Lewiston, Idaho -- Fearful of a burgeoning polygamous community and rumours of child brides in Boundary County, Idaho, legislators have agreed to form a committee to study human trafficking in the state.
"I didn't think this was a problem in the state of Idaho until we went to Bonners Ferry," Speaker Bruce Newcomb of the state legislature told a meeting of Idaho's political leadership.
Newcomb and the other representatives visited Boundary County leaders, who said the wives of a religious group in Bountiful, B.C., are spilling out of Canada and into Idaho to apply for public assistance. The group is believed to be polygamous and associated with a similar group in Hildale, Utah, legislators said. The legislature is concerned the two groups may be trading child brides.
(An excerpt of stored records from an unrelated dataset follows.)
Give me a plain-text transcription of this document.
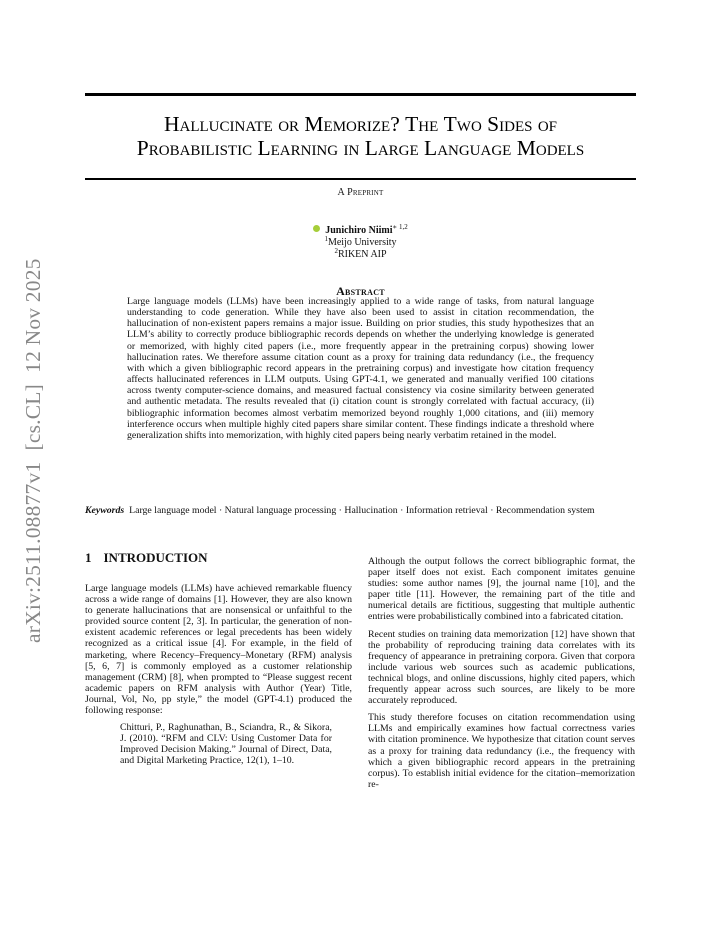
arXiv:2511.08877v1  [cs.CL]  12 Nov 2025
Hallucinate or Memorize? The Two Sides of
Probabilistic Learning in Large Language Models
A Preprint
Junichiro Niimi$^{∗ 1,2}$
$^1$Meijo University
$^2$RIKEN AIP
Abstract

Large language models (LLMs) have been increasingly applied to a wide range of tasks, from natural language understanding to code generation. While they have also been used to assist in citation recommendation, the hallucination of non-existent papers remains a major issue. Building on prior studies, this study hypothesizes that an LLM’s ability to correctly produce bibliographic records depends on whether the underlying knowledge is generated or memorized, with highly cited papers (i.e., more frequently appear in the pretraining corpus) showing lower hallucination rates. We therefore assume citation count as a proxy for training data redundancy (i.e., the frequency with which a given bibliographic record appears in the pretraining corpus) and investigate how citation frequency affects hallucinated references in LLM outputs. Using GPT-4.1, we generated and manually verified 100 citations across twenty computer-science domains, and measured factual consistency via cosine similarity between generated and authentic metadata. The results revealed that (i) citation count is strongly correlated with factual accuracy, (ii) bibliographic information becomes almost verbatim memorized beyond roughly 1,000 citations, and (iii) memory interference occurs when multiple highly cited papers share similar content. These findings indicate a threshold where generalization shifts into memorization, with highly cited papers being nearly verbatim retained in the model.

Keywords Large language model · Natural language processing · Hallucination · Information retrieval · Recommendation system

1 INTRODUCTION

Large language models (LLMs) have achieved remarkable fluency across a wide range of domains [1]. However, they are also known to generate hallucinations that are nonsensical or unfaithful to the provided source content [2, 3]. In particular, the generation of non-existent academic references or legal precedents has been widely recognized as a critical issue [4]. For example, in the field of marketing, where Recency–Frequency–Monetary (RFM) analysis [5, 6, 7] is commonly employed as a customer relationship management (CRM) [8], when prompted to “Please suggest recent academic papers on RFM analysis with Author (Year) Title, Journal, Vol, No, pp style,” the model (GPT-4.1) produced the following response:

Chitturi, P., Raghunathan, B., Sciandra, R., & Sikora, J. (2010). “RFM and CLV: Using Customer Data for Improved Decision Making.” Journal of Direct, Data, and Digital Marketing Practice, 12(1), 1–10.

Although the output follows the correct bibliographic format, the paper itself does not exist. Each component imitates genuine studies: some author names [9], the journal name [10], and the paper title [11]. However, the remaining part of the title and numerical details are fictitious, suggesting that multiple authentic entries were probabilistically combined into a fabricated citation.

Recent studies on training data memorization [12] have shown that the probability of reproducing training data correlates with its frequency of appearance in pretraining corpora. Given that corpora include various web sources such as academic publications, technical blogs, and online discussions, highly cited papers, which frequently appear across such sources, are likely to be more accurately reproduced.

This study therefore focuses on citation recommendation using LLMs and empirically examines how factual correctness varies with citation prominence. We hypothesize that citation count serves as a proxy for training data redundancy (i.e., the frequency with which a given bibliographic record appears in the pretraining corpus). To establish initial evidence for the citation–memorization re-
"We're continuing to try to keep our eye on some things," said Bonners Ferry Mayor Darrell Kerby.
He welcomed the legislative committee, which will study the issue over the summer and possibly hold hearings and recommend legislation next winter.
"So far, there's a whole lot more questions than answers," Kerby said.
"So, I think it's a great idea and hopefully we'll come up with some answers and find out what is the truth and once we find out if there is truth to it, maybe to apply some resources to it."
The committee also will look into human-trafficking concerns involving child brides from Mexico taken to Canyon County.
Southern Idaho legislators are concerned about reports in the Nampa area of men bringing home wives from other countries and then exploiting them for prostitution or slave labour.
It's human trafficking if people are "forced to remain but brought under false circumstances," said state Representative Donna Boe, who co-sponsored the study proposal. She said U.S. laws targeting human trafficking passed about five years ago and the states are being asked to pass complementary laws.